Still, the difficulty is not yet solved, for Christ makes special reference to the Samaritans. I reply, though everything among them was infected by corruptions, there still was some hidden seed of piety. For whence does it arise that, as soon as they hear a word about Christ, they are so eager to seek him, but because they had learned, from the Law and the Prophets, that the Redeemer would come? Judea was indeed the Lord’s peculiar field, which he had cultivated by the Prophets, but, as some small portion of seed had been carried into Samaria, it is not without reason that Christ says that there also it reached maturity. If it be objected that the Apostles were chosen to publish the Gospel throughout the whole world, the reply is easy, that Christ spoke in a manner suited to the time, with this exception, that, on account of the expectation of the fruit which already was nearly ripe, he commends in the Samaritans the seed of prophetic doctrine, though mixed and blended with many weeds or corruptions. 8484     “C’est a dire, de corruptions.”

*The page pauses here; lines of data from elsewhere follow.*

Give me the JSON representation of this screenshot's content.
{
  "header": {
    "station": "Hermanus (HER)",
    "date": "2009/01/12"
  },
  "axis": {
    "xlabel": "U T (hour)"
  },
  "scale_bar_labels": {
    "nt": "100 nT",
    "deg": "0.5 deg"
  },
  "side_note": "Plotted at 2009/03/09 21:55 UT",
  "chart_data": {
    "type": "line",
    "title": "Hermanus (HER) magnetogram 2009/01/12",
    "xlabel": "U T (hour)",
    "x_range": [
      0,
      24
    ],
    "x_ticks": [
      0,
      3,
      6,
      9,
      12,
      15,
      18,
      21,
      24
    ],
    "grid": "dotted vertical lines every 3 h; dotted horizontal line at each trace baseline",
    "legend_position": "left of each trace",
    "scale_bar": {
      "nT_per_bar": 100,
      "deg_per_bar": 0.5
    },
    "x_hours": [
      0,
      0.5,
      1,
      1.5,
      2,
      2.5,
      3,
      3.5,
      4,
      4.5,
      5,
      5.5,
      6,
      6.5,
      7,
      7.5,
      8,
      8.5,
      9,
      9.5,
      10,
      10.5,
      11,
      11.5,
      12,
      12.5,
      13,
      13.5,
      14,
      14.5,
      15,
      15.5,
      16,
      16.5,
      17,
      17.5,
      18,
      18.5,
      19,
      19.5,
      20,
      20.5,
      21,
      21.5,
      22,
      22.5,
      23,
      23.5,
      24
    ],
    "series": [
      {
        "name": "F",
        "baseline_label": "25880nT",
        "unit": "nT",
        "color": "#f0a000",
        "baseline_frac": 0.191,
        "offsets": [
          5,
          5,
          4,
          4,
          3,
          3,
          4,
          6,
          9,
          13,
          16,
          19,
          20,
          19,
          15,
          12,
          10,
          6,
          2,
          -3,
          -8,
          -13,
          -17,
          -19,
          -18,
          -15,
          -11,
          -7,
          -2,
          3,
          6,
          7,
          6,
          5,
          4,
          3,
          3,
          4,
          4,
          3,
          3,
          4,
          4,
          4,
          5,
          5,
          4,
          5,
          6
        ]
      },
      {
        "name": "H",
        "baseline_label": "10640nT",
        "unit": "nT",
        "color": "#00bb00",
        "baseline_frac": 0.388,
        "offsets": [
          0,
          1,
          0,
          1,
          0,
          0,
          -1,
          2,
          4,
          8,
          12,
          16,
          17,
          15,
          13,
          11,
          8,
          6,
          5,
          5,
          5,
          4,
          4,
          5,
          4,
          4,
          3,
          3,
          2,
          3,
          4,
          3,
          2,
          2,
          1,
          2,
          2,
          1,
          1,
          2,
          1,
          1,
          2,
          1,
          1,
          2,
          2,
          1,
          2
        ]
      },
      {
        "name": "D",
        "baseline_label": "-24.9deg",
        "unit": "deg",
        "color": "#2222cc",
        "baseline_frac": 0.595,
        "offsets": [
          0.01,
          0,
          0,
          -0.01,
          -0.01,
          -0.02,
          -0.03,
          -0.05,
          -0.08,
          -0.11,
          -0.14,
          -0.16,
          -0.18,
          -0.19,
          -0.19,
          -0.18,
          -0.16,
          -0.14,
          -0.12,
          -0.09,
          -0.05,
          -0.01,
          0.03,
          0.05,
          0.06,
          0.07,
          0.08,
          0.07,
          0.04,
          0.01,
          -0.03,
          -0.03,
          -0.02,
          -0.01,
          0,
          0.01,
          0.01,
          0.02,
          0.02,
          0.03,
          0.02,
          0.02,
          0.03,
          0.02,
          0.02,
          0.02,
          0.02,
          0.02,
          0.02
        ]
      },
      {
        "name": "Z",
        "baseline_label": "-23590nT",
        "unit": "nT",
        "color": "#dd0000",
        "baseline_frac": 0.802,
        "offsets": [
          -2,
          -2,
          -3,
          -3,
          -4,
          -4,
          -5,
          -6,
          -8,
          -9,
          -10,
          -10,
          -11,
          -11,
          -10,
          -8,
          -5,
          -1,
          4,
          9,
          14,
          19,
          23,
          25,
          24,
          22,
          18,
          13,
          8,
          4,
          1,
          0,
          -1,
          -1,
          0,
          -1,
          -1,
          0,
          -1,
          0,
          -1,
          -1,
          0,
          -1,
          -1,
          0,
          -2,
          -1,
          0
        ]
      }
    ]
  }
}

37. For in this is the saying true. This was a common proverb, by which he showed that many men frequently receive the fruit of the labor of others, though there was this difference, that he who has labored is displeased at seeing the fruit carried away by another, whereas the Apostles have the Prophets for the companions of their joy. And yet it cannot be inferred from this, that the Prophets themselves are witnesses, or are aware, of what is now going on in the Church; for Christ means nothing more than that the Prophets, so long as they lived, taught under the influence of such feelings, that they already rejoiced on account of the fruit which they were not permitted to gather. The comparison which Peter employs (1 Peter 1:12) is not unlike; except that he addresses his exhortation generally to all believers, but Christ here speaks to the disciples alone, and, in their person, to the ministers of the Gospel. By these words he enjoins them to throw their labors into a common stock, so that there may be no wicked envy among them; that those who are first sent to the work ought to be so attentive to the present cultivation as not to envy a greater blessing to those who are afterwards to follow them; and that they who are sent, as it were, to gather the ripe fruit, ought to be employed with equal cheerfulness in their office; for the comparison which is here made between the teachers of the Law and of the Gospel may likewise be applied to the latter, when viewed in reference to each other.